Once again, there is speculation that Camargo Corrêa, the Brazilian conglomerate, is seeking to dispose of InterCement, its subsidiary and controlling shareholder of Cimpor SGPS. In mid-2015 the indebted Camargo Corrêa, which derives 42 per cent of its revenues from InterCement, had looked to sell a stake in the subsidiary, and more recently new suitors have emerged.
To reduce its net debt burden, which stood at four times its EBITDA of 2015, InterCement has slowly been divesting non-core assets in the past two years. It sold a 16 per cent (US$35m) participation in Yguazu Cementos in December 2015, although it still controls a 51 per cent interest in the Paraguayan cement producer via its subsidiary Cimpor. However, the big announcement came in December last year, when InterCement opened talks to dispose of a 40 per cent stake in Loma Negra of Argentina.
Through Cimpor, InterCement controls 47Mta of cement capacity globally, with a portfolio from which it might divest that includes operations in South America (Brazil, Argentina and Paraguay), Europe (Portugal) and Africa (Egypt, Mozambique, South Africa and Cape Verde).
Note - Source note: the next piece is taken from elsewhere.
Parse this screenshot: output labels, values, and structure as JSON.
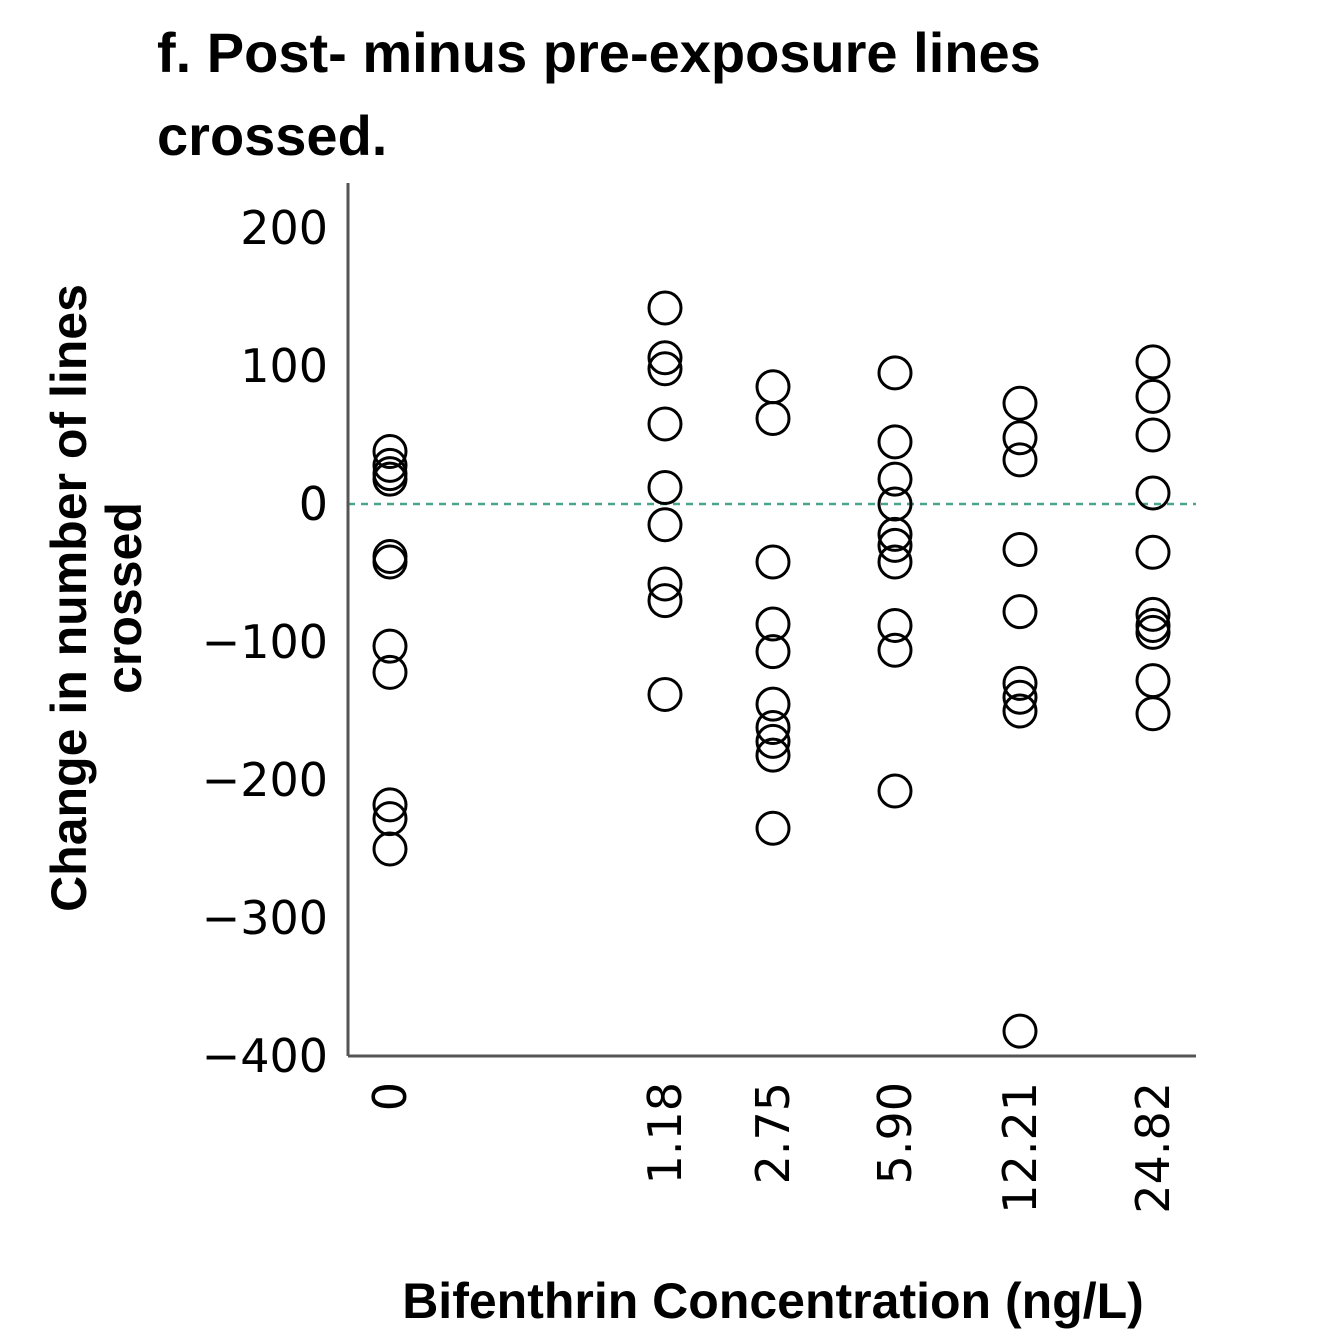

Does Cemex have aspirations for the Brazilian market?
Reports indicate that Cemex and another unnamed Latin America cement producer would be interested in the US$6.47bn InterCement. Despite the present low level of cement consumption in Brazil, InterCement's operations in the country provide a good strategic fit. InterCement controls about 20 per cent of the market and 14Mta of cement capacity, making it the country's No 2 behind Votorantim Cimentos. Meanwhile, Cemex currently has to import cement into Brazil via a terminal 20km from Manaus on the Amazon River. In addition, the extra 8Mta of cement production in Argentina could catapult the Mexico-based cement producer to the No 1 spot in domestic production.
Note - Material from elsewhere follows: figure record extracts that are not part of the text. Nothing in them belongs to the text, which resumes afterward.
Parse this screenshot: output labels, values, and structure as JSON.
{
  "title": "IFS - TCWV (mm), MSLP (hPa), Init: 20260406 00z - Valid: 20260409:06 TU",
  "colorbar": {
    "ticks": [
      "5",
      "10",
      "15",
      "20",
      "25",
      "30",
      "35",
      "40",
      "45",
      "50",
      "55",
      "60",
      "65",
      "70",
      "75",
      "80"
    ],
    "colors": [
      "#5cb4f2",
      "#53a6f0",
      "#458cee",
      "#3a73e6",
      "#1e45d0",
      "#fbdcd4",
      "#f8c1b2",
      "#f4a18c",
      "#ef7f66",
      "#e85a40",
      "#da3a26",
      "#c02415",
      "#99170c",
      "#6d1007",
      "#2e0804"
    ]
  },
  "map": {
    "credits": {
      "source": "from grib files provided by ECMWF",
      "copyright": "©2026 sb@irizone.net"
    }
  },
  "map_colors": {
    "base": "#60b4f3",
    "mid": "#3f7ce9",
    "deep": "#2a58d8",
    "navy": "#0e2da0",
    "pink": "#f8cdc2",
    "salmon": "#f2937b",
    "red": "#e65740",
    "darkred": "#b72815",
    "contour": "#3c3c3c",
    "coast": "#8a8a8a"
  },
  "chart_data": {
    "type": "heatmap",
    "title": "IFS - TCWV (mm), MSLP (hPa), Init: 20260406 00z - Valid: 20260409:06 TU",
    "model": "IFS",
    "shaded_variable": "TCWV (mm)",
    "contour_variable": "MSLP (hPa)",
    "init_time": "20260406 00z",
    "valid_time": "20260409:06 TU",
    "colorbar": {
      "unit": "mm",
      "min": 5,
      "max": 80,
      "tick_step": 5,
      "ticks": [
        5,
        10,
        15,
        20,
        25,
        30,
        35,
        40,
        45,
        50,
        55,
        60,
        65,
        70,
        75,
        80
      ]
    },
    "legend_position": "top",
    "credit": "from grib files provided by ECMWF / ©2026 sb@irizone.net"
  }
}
The acquisition would also add 9Mta of Cimpor capacity in Portugal to Cemex's European operations. At present Cemex has a strong representation of six plants in Spain and the UK. The Cimpor Natal assets in South Africa could add to further consolidation in South Africa, where PPC and AfriSam are currently considering the merits of a merger. Furthermore, Mozambique’s market is growing and the 1.6Mta Cimpor subsidiary Cimentos de Moçambique has a considerable 62 per cent share of the market. In Egypt Cemex could also add the Amreyah Cement plant to its operations in Assuit to give it a cement capacity of more than 10Mta and about 12 per cent of the market in Egypt, subject to the competition authority's approval.
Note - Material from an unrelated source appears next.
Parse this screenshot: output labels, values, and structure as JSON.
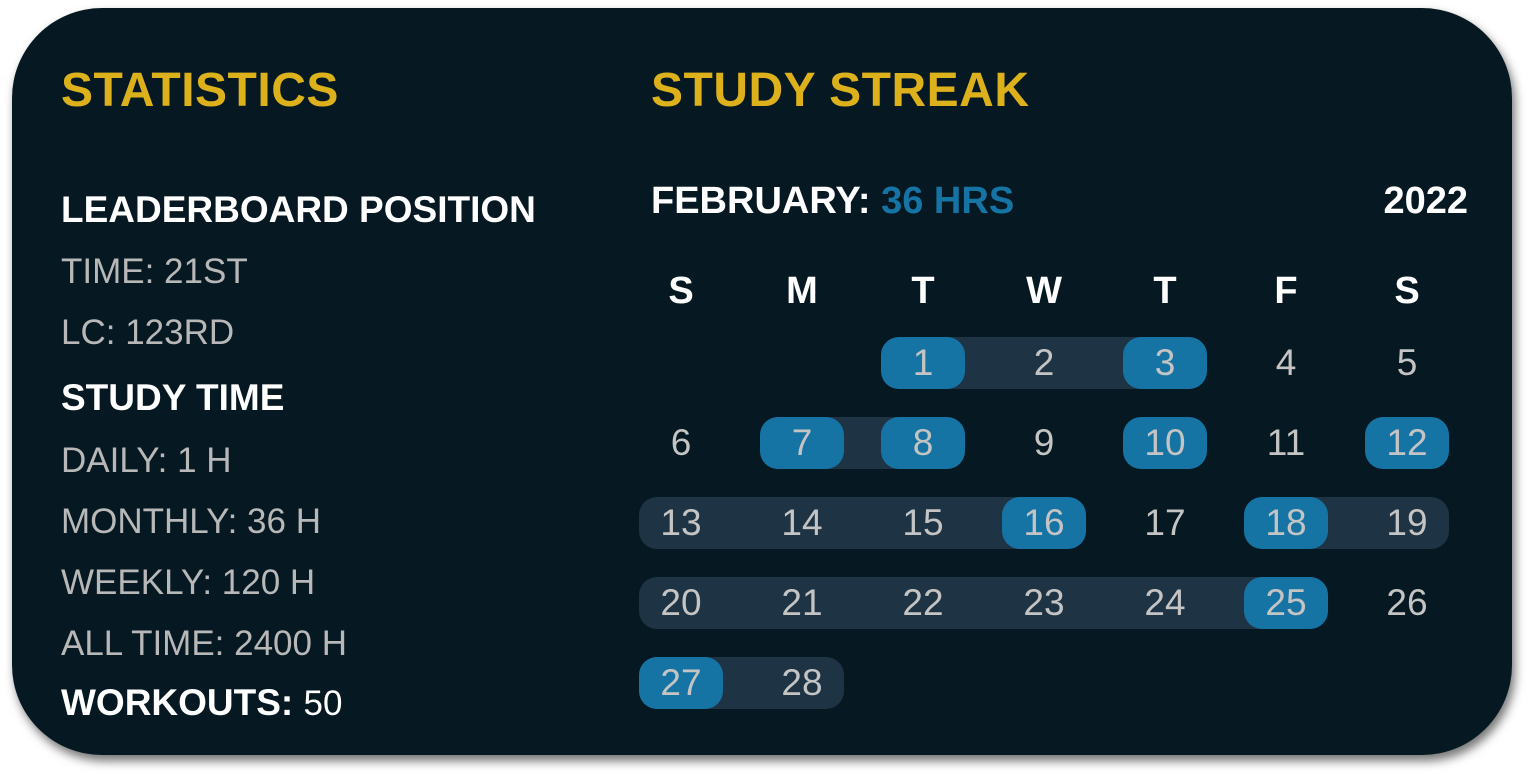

However, following the acquisition of Trinidad Cement Ltd in the Caribbean, it remains to be seen whether Cemex has the necessary financial fire power to realise such an acquisition. To fund such a deal, Cemex could well look to divest certain assets, especially where competition issues arise. This could see Cemex reducing its influence in the USA, where it has already declined to support the building of Donald Trump's border wall. However, it still operates 13 cement plants in the country and plants in the southern states could support its newly-acquired Caribbean operations.
According to Jean-Christophe Lefèvre-Moulenq, industry analyst at CM-CIC Market Solutions, the alternative for Camargo Corrêa is to raise funds by increasing Cimpor's free float (currently only 0.5 per cent). However, the chance to acquire an attractive global porfolio of cement assets is certain to attract plenty of interest going forward.